A MAN’S friend is not always his best choice of a running partner. The same can be said of man’s best friend.
It’s a lesson that Michelle Powe, an English teacher in Midlothian, Tex., learned last summer when trying to run with Mookie, her 90-pound Catahoula.
“He kept trying to herd me,” she recalled. For the entire three-mile run, Mookie displayed the kind of herding behavior that is typical for the breed, throwing his weight against Ms. Powe and nipping at her legs.
“By the end of it, my knees were sore from having 90 pounds constantly bumping into me,” she said. “It was fun for other people to watch, but not so much for me.”
Like many dog owners, Ms. Powe assumed that her young, healthy dog would make a natural running companion. After all, dogs love to run, they love spending time with their masters, and they rarely tire of chasing a stick before their owners tire of throwing it.
But not all dogs are born to run, particularly the way humans go about it: in a straight line, with little regard for scent. And there is nothing fun about running with an untrained dog. Indeed, it can be dangerous for both you and your pet.
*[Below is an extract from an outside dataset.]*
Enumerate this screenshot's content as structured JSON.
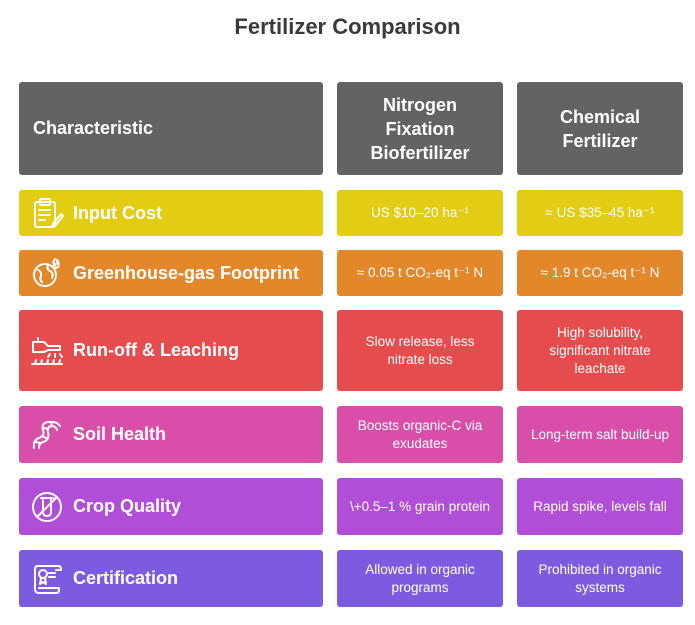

“Invariably active dog owners wake up one day and say, ‘Today is a beautiful day, I’m going to go run with Fluffy,’ and they’ve never run with Fluffy before, and they set off and realize it really stinks running with Fluffy,” said Alexandra Powe Allred, a Dallas-based trainer and author of a book on dog obedience (and Michelle Powe’s sister).
The first step for anyone thinking about running with a dog is researching the breed, Ms. Allred said. Some of it is common sense: small dogs — teacup poodles, Chihuahuas, Yorkshire terriers — will have trouble running at high speeds or for long distances.
But other problems may not be so obvious. For example, dogs with flat noses — pugs, bulldogs, some boxers — may have trouble breathing during strenuous exercise. And while some hunting or herding dogs are physically built for running — like border collies and Rhodesian Ridgebacks — they may be more interested in chasing prey than staying on the sidewalk.
Once you have determined whether your dog is built for running, it is important to teach it some commands. “Stay,” for example, is useful should you want to put down the leash long enough to tie your sneakers. But trainers say that if you teach your dog only one command before running, it should be “heel.”